The shifting of power from the Congress to the president and the resultant shrunken liberty of Americans prompted me to edit the first edition of the Cato Handbook on Executive Orders and Presidential Directives. The handbook has two goals. The first is to explain why the growth in executive and presidential power undermines individual liberty, limited government, free markets, peace, and the separation of powers as envisioned in our Constitution. The conclusion analyzes several reforms that would reverse the growth of executive power and properly confine the president’s power.

The second goal of the handbook is to provide a partial list and explanation of EOs and other directives that the next administration should revoke or amend. Many EOs and directives are legislative in nature or effect and reduce American liberty and prosperity, but a great number of them are innocuous or within the bounds of the president’s power. Without systemic reforms to presidential powers and the scope of EOs and directives that could be issued by the president, the next best alternative is to clear out the worst EOs. Thus, the handbook identifies EOs in policy issues as varied as the management of the administrative state, immigration, trade, foreign policy, national defense, health care, technology, energy, the environment, and more that the next president should revoke or amend.

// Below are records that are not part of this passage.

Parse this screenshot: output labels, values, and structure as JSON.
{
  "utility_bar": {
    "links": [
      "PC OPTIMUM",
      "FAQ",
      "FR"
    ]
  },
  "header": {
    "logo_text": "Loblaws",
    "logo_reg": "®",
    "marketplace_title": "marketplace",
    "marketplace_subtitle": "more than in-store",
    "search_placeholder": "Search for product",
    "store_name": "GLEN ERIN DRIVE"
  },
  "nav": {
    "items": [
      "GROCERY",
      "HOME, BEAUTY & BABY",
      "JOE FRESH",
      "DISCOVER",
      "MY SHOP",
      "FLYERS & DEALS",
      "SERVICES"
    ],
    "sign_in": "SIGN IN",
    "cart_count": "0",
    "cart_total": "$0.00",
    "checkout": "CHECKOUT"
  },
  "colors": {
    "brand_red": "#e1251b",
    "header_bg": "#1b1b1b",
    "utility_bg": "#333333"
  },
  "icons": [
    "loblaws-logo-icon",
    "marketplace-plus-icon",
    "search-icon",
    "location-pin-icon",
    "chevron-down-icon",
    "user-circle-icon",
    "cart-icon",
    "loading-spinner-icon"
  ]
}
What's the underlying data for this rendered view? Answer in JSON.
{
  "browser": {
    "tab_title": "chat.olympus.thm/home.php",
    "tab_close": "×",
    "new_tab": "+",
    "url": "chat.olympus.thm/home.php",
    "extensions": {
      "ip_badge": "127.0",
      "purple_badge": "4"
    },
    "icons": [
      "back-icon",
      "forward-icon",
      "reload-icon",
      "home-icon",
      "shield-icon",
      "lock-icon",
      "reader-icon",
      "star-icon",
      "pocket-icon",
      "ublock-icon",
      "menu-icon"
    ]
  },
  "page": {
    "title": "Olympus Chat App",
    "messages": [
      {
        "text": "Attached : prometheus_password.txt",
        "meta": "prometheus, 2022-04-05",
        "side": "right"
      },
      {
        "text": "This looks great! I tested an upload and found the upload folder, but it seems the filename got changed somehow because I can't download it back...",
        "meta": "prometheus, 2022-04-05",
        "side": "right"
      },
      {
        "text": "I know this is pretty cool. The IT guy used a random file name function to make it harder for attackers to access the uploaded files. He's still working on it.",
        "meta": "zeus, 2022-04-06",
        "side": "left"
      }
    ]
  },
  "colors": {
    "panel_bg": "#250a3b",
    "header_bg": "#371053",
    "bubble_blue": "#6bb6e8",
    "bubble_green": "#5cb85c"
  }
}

The handbook is primarily intended to guide policymakers and the next incoming administration. In each chapter of the handbook, Cato scholars identify EOs and directives that create policy problems, explain those problems, whether the EO should be revoked or amended, and, if amendment is the answer, how the EOs should be amended. Presidents have more power than they used to and their authority will likely continue to grow. Even if the growth in presidential power continues, revoking or amending the EOs analyzed in the handbook along the lines suggested would at least improve policy.

We published the Cato Handbook for Policymakers in earlier years, which contains numerous policy recommendations for every issue researched by Cato scholars. The newly published Cato Handbook on Executive Orders and Presidential Directives does not replace that other handbook, it merely focuses recommendations on the president as his power becomes increasingly legislative.

As I wrote in the conclusion to the handbook:

The constitutional, legal, political, and judicial defects that have shifted some lawmaking power from Congress to the president must be discovered, remedied, and reversed lest the separation of powers be fatally undermined. James Madison warned of the tyrannical danger when legislative, executive, and judicial powers accumulate in the same hands, but that tendency toward centralized and unseparated power is most pronounced for the president, and EOs are his chief means of exercising undivided power .… Until such reforms and others become law, current or future administrations that are interested in stopping this constitutional hemorrhaging can start by revoking or amending the EOs identified in this handbook along the lines suggested by Cato scholars. The recommendations would improve public policy, reduce government power over the lives of Americans, and increase protection of individual liberties and private property. Those reasons justify their enactment, but much more needs to be done to reduce the impact of executive orders.

President Bill Clinton’s adviser, Paul Begala, blithely described the process and power of modern EOs as a “Stroke of the pen. Law of the land. Kind of cool.” If only he were wrong. Still, divisive and destructive EOs and directives created by the stroke of the pen can be undone by the stroke of the pen. The legal and constitutional drift that brought us to the point where presidents have this enormous power should worry all Americans. Too much power concentrated in a single individual is a tremendous threat to the constitutional order that has been indispensable in maintaining individual liberty, limited government, free markets, and peace that remain in the United States. 

The prospect of reducing the power of the president to its proper constitutional role is slim, but following the recommendations in the Cato Handbook on Executive Orders and Presidential Directives would restore a significant amount of liberty to the American people. That alone is justification enough.